Previously secret documents from the
private intelligence agency 'Stratfor' have been released by
Anonymous and Wikileaks relating to the Bosnian
conflict. They reveal one of the most important causes of the war:
the IMF. Blair, then British Prime Minister, did more than any other British premier - even more than Margaret Thatcher - to push the sort of global neo-liberal economics that crippled countries like Bosnia.
In the document from
2009, titled 'Europe Analytical Guidance', Stratfor speculate as the
possible violence that may result from IMF austerity measure imposed
on countries like Greece. They write: “Don’t
forget, the IMF austerity measures imposed on Yugoslavia was in part
to blame for the start of the war there. We need to be aware of any
economically motivated social discontentment.”
The
document only pins part of the blame on the IMF, and that's fair
enough, any conflict is complex and it wouldn't honour anyone to boil
it all down to one despotic supra-national and monstrous institution.
But
we know there is a link between economic injustice and social unrest.
If the 1930s depression taught us anything it's that mass feelings of
powerlessness lead masses to hand over authority the strong-arm
powers and find scapegoats for their abstracted problems.
What
Bosnia needed was not more intervention from the UN it was less
intervention from world banks and transnational corporations that
were allowed to roam free across the lands for Serb and Croat alike,
atomising households, alienating neighbours and creating an
insatiable restlessness for whatever privileges 'the other' seems to
have.
Colonial
powers never stop claiming to be a force for good in the world. It's
what Alexander the Great, the Caesars, and The British Raj did and
it's what Tony Blair never tired from doing and continues with to
this day with his 'Faith Foundation' that continues his programme of
lining the pockets of the few at the expense of the many.
Tribute to the Powers but Peace from God
The
early church knew of this propagandising of war first hand. St Paul
wrote to the Thessalonian Church, 'They say “peace and security”

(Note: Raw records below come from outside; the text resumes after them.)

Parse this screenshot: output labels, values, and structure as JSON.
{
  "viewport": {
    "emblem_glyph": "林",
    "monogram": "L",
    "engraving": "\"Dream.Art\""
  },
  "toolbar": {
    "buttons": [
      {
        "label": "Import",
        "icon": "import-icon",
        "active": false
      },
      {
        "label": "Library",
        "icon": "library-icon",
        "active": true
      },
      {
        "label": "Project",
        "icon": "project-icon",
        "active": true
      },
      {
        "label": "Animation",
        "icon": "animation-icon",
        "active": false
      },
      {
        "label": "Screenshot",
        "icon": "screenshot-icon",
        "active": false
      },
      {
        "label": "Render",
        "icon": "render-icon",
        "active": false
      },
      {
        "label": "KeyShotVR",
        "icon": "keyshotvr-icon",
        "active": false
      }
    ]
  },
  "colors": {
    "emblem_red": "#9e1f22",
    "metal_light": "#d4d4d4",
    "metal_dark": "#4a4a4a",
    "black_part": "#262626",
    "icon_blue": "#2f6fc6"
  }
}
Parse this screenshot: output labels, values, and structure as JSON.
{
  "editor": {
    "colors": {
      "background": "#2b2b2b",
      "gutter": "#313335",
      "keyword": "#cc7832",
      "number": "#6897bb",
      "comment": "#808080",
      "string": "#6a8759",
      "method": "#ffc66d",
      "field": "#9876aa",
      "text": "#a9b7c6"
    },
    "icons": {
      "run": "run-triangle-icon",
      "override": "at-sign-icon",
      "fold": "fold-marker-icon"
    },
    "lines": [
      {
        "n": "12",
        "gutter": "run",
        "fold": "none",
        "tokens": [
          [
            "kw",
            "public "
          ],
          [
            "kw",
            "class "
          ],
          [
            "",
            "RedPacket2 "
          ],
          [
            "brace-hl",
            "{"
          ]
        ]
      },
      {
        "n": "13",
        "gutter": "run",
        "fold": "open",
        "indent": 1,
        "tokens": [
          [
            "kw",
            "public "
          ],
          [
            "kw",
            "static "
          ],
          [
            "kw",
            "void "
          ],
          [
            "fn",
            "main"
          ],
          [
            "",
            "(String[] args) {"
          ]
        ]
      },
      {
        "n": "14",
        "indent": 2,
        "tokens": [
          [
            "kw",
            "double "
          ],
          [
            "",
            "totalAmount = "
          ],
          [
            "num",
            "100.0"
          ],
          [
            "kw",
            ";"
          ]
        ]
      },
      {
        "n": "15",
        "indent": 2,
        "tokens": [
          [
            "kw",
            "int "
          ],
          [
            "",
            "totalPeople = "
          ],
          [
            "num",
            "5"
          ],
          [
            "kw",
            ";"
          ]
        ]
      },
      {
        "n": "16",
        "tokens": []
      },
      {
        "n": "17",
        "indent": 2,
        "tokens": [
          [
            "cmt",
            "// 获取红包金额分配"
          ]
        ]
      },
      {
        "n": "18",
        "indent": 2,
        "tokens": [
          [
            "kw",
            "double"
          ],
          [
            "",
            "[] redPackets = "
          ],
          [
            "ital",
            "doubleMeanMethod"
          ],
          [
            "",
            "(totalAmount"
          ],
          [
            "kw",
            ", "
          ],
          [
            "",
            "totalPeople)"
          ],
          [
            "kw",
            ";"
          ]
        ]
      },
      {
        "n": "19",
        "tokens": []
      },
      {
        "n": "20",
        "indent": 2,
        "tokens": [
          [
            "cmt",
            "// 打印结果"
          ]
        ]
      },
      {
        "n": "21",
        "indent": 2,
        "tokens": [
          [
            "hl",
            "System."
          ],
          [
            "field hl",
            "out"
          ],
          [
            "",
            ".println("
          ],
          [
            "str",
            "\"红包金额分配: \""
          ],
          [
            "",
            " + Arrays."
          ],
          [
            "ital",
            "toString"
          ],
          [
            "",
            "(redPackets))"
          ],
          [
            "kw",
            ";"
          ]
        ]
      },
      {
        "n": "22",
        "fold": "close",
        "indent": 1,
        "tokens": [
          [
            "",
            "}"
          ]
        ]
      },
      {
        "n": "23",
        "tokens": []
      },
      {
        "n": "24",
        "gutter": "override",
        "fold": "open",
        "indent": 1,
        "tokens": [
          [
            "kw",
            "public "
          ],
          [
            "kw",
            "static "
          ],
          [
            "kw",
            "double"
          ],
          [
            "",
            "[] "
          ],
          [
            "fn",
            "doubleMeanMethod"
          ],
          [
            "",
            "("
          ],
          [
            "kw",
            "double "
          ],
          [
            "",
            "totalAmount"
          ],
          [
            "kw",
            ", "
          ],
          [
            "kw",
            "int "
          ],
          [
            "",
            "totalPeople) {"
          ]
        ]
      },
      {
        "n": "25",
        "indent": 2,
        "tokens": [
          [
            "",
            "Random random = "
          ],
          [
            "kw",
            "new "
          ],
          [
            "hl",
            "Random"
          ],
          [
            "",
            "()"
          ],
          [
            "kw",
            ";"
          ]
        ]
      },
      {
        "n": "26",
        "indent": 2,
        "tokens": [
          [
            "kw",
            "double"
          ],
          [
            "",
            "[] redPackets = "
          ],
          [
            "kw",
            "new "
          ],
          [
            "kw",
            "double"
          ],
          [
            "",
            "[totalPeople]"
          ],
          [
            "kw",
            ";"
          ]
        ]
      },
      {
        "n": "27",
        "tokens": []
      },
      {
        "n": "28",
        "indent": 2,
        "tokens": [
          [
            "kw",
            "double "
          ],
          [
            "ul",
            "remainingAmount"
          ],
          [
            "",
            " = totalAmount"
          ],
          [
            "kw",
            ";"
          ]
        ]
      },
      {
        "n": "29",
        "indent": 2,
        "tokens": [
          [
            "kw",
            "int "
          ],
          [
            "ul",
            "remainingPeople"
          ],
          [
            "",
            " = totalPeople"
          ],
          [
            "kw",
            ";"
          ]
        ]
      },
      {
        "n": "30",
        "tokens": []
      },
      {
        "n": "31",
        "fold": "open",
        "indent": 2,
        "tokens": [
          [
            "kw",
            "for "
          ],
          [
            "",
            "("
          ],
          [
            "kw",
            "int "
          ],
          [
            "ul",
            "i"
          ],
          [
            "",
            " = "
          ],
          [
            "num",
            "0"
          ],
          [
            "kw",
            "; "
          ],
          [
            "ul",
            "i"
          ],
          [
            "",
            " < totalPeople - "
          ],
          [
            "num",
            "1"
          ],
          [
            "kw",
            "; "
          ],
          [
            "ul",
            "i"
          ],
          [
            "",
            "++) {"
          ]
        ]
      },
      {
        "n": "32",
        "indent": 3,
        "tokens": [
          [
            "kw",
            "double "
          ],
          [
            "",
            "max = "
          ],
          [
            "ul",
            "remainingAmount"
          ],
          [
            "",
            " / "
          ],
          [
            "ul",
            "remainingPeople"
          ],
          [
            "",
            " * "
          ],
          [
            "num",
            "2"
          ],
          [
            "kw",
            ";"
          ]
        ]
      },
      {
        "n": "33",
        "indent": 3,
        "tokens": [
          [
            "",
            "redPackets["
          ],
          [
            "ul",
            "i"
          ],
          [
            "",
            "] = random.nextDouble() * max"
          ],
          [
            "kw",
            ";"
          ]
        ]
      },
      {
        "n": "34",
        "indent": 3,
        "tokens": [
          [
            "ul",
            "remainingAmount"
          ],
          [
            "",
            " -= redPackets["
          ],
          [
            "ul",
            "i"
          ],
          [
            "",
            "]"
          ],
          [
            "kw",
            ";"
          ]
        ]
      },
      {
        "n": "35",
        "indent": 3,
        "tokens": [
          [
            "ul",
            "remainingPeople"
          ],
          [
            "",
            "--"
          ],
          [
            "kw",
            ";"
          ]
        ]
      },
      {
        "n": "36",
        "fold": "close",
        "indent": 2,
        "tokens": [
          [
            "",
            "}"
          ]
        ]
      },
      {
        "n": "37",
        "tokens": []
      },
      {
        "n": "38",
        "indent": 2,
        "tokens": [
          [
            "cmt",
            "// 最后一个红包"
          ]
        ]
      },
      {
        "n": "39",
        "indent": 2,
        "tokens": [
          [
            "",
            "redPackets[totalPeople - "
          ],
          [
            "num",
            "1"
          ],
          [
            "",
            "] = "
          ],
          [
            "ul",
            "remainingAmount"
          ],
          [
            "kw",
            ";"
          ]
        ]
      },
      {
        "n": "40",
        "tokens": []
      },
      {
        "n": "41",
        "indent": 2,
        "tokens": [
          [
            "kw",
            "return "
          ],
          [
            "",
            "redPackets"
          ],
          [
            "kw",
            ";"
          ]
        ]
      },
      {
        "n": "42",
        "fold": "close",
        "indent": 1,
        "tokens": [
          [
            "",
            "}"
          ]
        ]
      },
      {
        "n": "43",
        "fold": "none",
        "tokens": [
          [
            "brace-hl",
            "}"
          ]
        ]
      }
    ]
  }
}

but sudden destruction will come upon them' (1 Thess. 5: 3). “Peace
and Security” was the Roman Peace promised through brutal Roman
conquest of land and expropriation of resources. But the peace of
Jesus was not the peace of pacification; it was the peace of
self-sacrificial compassion and reconciliation.
Tertullian
, the theologian who most carefully articulated the doctrine of the
Trinity of God, called idolatry. This remains obvious in its
inversion in the Churches these days. The Archbishop of York, writingin 'The Sun' newspaper recently, called on the people of Britain to
“pay tribute” to armed forces – borrowing directly from Roman
Imperial language: a tribute is a tax exacted by a conquered and
humiliated people to show submission to the powers-that-be.
Recently the Syrian government has been killing Syrian people in unprecedented numbers. Russia and China vetoed any UN resolution that threatened 'humanitiarian intervention'. There reasons may be as immoral as US/UK reasons for firing up the drones of war but their case was solid - intervention is never moral, it is always political.